Ms Kain said it was a privilege to be included in the AgriFutures publication and after reading through the other stories, she was inspired.

“There has been a strong global movement in highlighting women’s contributions to all industries, but females definitely play a strong role in the agricultural world,” she said.

“Women make up 50pc of the agriculture workforce, we are pretty strong out there.

“I also think women are passionate about being involved in ag because it is typically perceived as a male dominated industry.”

Ms Kain said the advice she would give her 21-year-old self was to never stop learning about yourself, others and the world.

“I’ve participated in a broad range of professional development over the years, but there is still so much more to learn about business, about yourself and others,” she said.

“There is a wealth of information on the internet, from e-Courses to listening to professional and self development books. I wish I had’ve started on audiobooks a lot earlier.”

Ms Kain said AgriFutures had been an amazing organisation to be part of and encouraged any interested female in the agricultural sector to consider the awards or put their name forward for one of the organisation’s industry panels.

“The award provides a great platform to share whatever it is that you’re passionate about to a national audience while really opening up networks across Australia,” she said.

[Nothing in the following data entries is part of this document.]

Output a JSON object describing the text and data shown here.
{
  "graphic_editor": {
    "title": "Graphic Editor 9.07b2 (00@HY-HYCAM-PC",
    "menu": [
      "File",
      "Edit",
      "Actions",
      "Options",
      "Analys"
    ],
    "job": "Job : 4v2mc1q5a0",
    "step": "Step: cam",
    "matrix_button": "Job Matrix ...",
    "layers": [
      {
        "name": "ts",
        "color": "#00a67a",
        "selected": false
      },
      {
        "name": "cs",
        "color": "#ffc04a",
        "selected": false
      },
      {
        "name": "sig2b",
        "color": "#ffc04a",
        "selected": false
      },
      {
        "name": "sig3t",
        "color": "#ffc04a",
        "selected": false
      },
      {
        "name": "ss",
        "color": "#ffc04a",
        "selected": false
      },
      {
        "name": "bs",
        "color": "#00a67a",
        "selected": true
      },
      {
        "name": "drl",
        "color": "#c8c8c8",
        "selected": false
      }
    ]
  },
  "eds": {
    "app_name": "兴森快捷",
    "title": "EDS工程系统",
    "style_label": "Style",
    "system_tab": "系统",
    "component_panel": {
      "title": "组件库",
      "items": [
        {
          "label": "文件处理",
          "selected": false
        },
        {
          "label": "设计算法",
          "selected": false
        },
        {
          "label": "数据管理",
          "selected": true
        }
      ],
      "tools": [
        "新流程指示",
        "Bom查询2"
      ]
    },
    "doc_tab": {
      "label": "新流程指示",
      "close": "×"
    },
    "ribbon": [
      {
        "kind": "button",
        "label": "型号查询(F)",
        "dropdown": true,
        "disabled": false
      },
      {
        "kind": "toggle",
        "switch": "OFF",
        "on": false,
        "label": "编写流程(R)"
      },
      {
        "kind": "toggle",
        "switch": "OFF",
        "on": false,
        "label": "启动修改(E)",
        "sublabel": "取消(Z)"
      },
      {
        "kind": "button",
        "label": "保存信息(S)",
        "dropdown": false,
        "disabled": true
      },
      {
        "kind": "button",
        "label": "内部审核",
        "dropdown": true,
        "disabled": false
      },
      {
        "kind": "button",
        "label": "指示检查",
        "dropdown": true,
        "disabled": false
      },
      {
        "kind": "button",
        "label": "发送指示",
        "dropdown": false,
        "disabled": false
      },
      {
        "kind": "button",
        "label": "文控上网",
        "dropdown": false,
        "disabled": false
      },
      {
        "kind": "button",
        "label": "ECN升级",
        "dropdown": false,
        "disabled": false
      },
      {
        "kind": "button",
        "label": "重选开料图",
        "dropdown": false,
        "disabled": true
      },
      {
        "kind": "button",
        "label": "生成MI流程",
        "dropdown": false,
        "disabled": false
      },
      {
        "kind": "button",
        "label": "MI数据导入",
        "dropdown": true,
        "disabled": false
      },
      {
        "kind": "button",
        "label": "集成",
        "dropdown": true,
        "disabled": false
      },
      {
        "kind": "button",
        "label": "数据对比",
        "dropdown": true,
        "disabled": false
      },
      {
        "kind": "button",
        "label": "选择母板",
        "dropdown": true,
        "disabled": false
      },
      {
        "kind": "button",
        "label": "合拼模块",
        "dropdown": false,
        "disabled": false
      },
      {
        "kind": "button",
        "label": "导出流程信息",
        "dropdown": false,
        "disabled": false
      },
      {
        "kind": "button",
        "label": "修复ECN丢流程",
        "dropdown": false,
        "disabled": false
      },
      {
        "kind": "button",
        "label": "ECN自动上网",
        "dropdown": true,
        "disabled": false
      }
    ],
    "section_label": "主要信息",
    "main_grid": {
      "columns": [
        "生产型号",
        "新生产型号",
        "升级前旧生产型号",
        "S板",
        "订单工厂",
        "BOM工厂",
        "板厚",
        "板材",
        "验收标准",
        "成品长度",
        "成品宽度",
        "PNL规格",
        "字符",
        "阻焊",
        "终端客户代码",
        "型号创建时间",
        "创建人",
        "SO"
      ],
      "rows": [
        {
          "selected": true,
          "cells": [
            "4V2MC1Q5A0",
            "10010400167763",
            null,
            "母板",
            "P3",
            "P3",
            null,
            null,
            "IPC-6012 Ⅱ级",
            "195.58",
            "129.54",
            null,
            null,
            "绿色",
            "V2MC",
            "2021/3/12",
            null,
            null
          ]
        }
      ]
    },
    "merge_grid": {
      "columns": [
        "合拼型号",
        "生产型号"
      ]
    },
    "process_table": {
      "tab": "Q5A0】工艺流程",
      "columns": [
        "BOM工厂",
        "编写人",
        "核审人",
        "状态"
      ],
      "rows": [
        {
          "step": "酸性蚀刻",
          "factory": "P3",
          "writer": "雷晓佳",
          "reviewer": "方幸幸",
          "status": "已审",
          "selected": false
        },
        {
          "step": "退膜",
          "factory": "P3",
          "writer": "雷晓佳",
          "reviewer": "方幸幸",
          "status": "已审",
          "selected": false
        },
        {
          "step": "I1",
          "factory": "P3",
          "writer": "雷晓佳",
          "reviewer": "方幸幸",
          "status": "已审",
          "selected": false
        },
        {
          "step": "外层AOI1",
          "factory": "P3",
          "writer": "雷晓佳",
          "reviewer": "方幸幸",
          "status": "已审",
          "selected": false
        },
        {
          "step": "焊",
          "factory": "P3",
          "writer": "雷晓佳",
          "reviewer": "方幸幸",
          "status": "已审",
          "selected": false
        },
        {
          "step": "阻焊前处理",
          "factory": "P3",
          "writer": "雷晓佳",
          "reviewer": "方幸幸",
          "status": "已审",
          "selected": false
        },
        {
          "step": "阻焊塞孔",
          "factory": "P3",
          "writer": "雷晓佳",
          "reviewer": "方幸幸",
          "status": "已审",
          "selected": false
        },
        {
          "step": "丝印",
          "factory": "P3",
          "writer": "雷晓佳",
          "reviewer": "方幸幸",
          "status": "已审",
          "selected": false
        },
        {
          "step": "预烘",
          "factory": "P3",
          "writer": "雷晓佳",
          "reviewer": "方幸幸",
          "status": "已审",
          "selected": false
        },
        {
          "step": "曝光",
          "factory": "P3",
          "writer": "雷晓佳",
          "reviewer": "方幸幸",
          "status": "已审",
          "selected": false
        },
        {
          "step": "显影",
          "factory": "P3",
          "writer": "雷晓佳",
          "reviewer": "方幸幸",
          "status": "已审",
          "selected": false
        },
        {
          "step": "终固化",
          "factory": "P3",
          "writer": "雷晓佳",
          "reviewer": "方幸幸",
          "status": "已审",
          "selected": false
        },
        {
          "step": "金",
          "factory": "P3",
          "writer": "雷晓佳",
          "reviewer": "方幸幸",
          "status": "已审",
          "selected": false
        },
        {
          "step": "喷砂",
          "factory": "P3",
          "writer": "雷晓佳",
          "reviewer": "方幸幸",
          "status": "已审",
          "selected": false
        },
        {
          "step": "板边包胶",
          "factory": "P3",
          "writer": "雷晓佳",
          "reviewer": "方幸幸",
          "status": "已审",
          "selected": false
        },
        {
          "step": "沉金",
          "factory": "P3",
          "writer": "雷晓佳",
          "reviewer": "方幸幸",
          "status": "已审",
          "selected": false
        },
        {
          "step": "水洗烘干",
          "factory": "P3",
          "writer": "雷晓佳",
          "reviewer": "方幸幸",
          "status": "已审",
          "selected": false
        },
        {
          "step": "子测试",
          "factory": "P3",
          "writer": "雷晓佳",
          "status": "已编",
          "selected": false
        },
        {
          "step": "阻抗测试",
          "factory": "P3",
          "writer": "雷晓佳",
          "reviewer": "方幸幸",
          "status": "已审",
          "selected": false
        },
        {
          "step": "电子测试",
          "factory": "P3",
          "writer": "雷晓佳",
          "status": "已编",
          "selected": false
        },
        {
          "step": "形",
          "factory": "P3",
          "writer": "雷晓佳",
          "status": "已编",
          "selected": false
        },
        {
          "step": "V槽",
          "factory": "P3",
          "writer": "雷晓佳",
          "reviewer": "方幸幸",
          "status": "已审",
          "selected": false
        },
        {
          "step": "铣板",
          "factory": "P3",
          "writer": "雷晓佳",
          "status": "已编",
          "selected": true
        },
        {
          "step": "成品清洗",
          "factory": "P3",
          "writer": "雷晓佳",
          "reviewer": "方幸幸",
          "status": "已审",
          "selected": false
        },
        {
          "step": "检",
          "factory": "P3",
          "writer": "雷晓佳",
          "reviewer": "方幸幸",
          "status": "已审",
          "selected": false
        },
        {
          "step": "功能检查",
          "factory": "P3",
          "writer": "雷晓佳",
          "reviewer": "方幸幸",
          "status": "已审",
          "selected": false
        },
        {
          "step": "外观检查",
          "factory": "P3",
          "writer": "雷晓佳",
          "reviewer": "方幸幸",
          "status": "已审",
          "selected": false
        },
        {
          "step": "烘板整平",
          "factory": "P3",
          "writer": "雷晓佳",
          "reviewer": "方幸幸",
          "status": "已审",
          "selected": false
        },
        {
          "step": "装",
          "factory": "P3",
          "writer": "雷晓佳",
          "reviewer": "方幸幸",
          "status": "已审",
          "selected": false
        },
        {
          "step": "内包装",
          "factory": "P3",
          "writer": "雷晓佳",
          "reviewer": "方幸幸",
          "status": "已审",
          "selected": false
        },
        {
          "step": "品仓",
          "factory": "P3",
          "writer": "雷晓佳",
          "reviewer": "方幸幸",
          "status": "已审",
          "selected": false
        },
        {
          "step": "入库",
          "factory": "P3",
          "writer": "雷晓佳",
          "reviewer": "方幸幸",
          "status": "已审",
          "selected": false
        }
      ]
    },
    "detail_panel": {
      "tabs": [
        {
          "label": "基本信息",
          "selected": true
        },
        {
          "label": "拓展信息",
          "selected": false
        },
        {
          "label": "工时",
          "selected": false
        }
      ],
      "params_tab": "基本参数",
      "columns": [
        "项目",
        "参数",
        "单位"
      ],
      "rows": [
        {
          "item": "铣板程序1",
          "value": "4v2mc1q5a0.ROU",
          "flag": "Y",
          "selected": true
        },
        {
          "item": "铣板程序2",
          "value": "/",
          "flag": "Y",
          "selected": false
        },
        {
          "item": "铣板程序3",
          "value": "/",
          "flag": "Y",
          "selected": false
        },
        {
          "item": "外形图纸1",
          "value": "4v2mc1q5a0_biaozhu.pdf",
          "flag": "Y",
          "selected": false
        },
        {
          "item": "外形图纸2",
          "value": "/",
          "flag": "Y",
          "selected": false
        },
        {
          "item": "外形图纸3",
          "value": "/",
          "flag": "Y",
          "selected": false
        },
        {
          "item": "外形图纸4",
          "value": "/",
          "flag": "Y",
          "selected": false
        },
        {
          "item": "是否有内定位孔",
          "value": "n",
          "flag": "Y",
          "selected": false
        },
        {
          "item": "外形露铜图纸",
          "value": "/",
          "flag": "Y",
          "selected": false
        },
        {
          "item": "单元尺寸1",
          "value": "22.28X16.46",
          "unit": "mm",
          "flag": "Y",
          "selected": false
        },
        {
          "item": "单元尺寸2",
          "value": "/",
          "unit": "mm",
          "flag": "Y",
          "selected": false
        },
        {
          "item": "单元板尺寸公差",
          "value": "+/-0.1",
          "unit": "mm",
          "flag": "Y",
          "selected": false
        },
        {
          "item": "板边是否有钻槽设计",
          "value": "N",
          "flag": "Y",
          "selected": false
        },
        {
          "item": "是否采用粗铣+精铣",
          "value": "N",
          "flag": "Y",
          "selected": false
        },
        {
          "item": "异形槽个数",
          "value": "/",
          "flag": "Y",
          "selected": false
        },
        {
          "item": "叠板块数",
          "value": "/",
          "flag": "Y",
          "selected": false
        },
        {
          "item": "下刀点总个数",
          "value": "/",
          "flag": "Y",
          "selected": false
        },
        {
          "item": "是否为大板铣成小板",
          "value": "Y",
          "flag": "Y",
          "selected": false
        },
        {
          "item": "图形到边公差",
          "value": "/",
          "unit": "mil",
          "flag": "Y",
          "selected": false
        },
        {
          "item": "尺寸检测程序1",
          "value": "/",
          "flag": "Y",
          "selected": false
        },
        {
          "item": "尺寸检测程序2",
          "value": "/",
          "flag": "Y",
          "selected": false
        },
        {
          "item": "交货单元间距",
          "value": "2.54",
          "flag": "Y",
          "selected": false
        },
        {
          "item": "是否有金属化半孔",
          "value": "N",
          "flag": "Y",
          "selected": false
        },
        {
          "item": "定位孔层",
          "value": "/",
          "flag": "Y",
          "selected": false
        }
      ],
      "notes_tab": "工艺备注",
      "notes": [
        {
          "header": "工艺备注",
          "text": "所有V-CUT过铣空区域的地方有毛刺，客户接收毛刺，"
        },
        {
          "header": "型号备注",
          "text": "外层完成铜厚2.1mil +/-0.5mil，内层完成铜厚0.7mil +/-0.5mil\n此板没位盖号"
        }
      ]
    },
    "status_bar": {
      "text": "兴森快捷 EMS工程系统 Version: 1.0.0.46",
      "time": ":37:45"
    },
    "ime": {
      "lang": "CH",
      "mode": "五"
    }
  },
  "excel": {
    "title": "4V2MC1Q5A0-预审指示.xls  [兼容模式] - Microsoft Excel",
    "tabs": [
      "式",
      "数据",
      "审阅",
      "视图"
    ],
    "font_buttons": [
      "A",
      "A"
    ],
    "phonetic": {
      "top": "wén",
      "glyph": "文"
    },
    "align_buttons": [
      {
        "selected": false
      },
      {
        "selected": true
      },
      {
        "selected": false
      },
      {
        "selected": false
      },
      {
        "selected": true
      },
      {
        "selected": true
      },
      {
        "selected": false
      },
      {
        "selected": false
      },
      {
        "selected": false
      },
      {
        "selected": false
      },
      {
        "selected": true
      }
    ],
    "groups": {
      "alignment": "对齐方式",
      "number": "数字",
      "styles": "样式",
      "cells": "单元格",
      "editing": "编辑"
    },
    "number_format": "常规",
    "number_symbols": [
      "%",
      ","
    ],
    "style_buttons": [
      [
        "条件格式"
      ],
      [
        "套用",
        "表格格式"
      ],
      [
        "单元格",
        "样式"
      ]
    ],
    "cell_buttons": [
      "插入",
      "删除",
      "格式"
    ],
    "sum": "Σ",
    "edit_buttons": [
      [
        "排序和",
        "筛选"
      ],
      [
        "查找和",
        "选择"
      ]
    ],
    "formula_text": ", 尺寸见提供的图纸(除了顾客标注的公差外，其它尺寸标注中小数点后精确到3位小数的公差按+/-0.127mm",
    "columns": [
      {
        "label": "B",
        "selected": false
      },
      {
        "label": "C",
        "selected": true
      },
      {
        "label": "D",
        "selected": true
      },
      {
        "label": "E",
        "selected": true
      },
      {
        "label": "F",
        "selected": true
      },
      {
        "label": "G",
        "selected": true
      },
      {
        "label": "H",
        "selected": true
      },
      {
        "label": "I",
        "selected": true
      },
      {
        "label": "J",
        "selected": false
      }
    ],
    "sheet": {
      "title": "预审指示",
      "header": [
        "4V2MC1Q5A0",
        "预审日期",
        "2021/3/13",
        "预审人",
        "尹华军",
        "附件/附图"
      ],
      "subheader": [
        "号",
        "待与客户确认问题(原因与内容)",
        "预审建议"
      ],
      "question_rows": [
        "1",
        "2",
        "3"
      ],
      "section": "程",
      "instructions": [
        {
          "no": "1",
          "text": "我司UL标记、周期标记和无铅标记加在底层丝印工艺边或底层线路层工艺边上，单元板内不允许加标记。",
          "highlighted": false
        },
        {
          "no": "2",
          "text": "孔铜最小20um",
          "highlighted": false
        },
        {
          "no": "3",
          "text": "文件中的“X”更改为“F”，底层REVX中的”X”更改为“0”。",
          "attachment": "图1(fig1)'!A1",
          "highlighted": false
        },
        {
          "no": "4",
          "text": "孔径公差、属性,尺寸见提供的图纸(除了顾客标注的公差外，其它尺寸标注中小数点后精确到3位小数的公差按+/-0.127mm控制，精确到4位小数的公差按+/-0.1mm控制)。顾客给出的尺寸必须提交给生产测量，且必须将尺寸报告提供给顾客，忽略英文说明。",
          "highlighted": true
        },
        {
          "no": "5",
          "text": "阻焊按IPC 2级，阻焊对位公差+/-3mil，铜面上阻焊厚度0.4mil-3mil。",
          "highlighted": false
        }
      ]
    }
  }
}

“If anyone has the desire to develop themselves further, I would highly recommend it.”

Former Limestone Coast resident, state award winner and national runner up for 2007 Abi Cook (Spehr) was also featured in the publication.

The 2020 AgriFutures Rural Women’s Award state/territory winners, will remain as state/territory winners until September 2021 when the national winner and runner up will be announced at a gala event.

Applications will open again, directly following the gala event in September 2021 for the 2022 program.